EUA trabalharão com Venezuela se país tomar decisões certas, diz Rubio
Redação RedeTV!Secretário de estados diz que Washington manterá pressão econômica para garantir proteção aos interesses dos EUA

(Foto: Reprodução/ Redes Sociais)
O secretário de Estado dos Estados Unidos, Marco Rubio, declarou neste domingo (4) que o governo norte-americano está disposto a colaborar com as autoridades venezuelanas, sob a condição de que estas adotem o que classificou como "decisões certas".

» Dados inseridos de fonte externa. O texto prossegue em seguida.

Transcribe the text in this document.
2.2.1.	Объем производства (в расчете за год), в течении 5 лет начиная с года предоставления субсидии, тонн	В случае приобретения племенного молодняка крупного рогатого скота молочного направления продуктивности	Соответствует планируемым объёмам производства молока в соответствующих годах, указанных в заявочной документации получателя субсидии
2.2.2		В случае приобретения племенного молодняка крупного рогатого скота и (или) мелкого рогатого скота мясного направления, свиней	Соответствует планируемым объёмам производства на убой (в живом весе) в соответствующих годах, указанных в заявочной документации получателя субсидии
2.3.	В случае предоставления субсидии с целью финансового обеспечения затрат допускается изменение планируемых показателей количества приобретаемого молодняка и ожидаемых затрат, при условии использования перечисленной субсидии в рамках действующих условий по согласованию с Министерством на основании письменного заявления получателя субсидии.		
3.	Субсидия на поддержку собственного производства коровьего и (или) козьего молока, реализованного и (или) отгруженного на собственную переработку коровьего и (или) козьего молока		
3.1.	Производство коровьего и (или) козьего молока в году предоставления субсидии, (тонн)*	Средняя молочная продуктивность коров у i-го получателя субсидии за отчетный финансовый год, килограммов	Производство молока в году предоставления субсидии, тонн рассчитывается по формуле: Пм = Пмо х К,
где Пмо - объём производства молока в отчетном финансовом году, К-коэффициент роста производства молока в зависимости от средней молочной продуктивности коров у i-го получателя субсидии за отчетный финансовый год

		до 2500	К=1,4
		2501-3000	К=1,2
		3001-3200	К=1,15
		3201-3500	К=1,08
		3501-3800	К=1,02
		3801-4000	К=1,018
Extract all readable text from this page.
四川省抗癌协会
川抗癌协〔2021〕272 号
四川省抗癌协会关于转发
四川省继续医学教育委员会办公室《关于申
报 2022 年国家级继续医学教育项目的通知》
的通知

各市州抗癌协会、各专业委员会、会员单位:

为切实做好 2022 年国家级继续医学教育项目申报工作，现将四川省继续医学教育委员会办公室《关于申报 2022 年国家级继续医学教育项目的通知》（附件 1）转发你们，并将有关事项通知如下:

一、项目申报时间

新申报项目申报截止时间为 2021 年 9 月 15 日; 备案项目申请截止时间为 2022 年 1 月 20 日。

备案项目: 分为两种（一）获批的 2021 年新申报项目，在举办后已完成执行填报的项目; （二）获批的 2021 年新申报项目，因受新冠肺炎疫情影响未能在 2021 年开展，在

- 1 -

A manifestação ocorre um dia após a captura de Nicolás Maduro por tropas dos EUA, evento que resultou na transferência do ex-líder para um centro de detenção na cidade de Nova York, onde ele responde a acusações de narcoterrorismo.
Durante entrevista à emissora CBS, Rubio enfatizou que Washington dispõe de mecanismos de pressão para assegurar seus interesses estratégicos e a proteção do país. “Se não tomarem as decisões certas, os Estados Unidos manterão muitas alavancas de influência para garantir a proteção dos nossos interesses, incluindo o embargo petrolífero”, alertou.
Embora o presidente Donald Trump tenha afirmado no sábado (3) que os Estados Unidos assumiriam o “controle” da Venezuela até que fosse estabelecida uma transição pacífica, Rubio esclareceu que a estratégia atual concentra-se na influência exercida pelo embargo econômico. Segundo o chefe da diplomacia, não há, até o momento, um plano de ocupação em curso, embora o presidente mantenha a prerrogativa constitucional de agir contra ameaças iminentes e urgentes à segurança nacional norte-americana.
Em relação à futura liderança da Venezuela, após o Supremo Tribunal do país ter designado Delcy Rodriguez como presidente interina, Washington informou que avaliará as ações subsequentes antes de definir sua posição. Rubio teceu críticas severas à postura de Maduro, descrevendo-o como um interlocutor com quem “não se podia trabalhar” e que descumpria sistematicamente os acordos firmados.
Questionado sobre a viabilidade de futuras eleições no país sul-americano, o secretário de Estado classificou o cenário como “prematuro neste momento”. Ele reiterou que, embora o governo norte-americano valorize a democracia e os processos eleitorais, a prioridade absoluta da administração permanece voltada para a segurança, o bem-estar e a prosperidade dos Estados Unidos.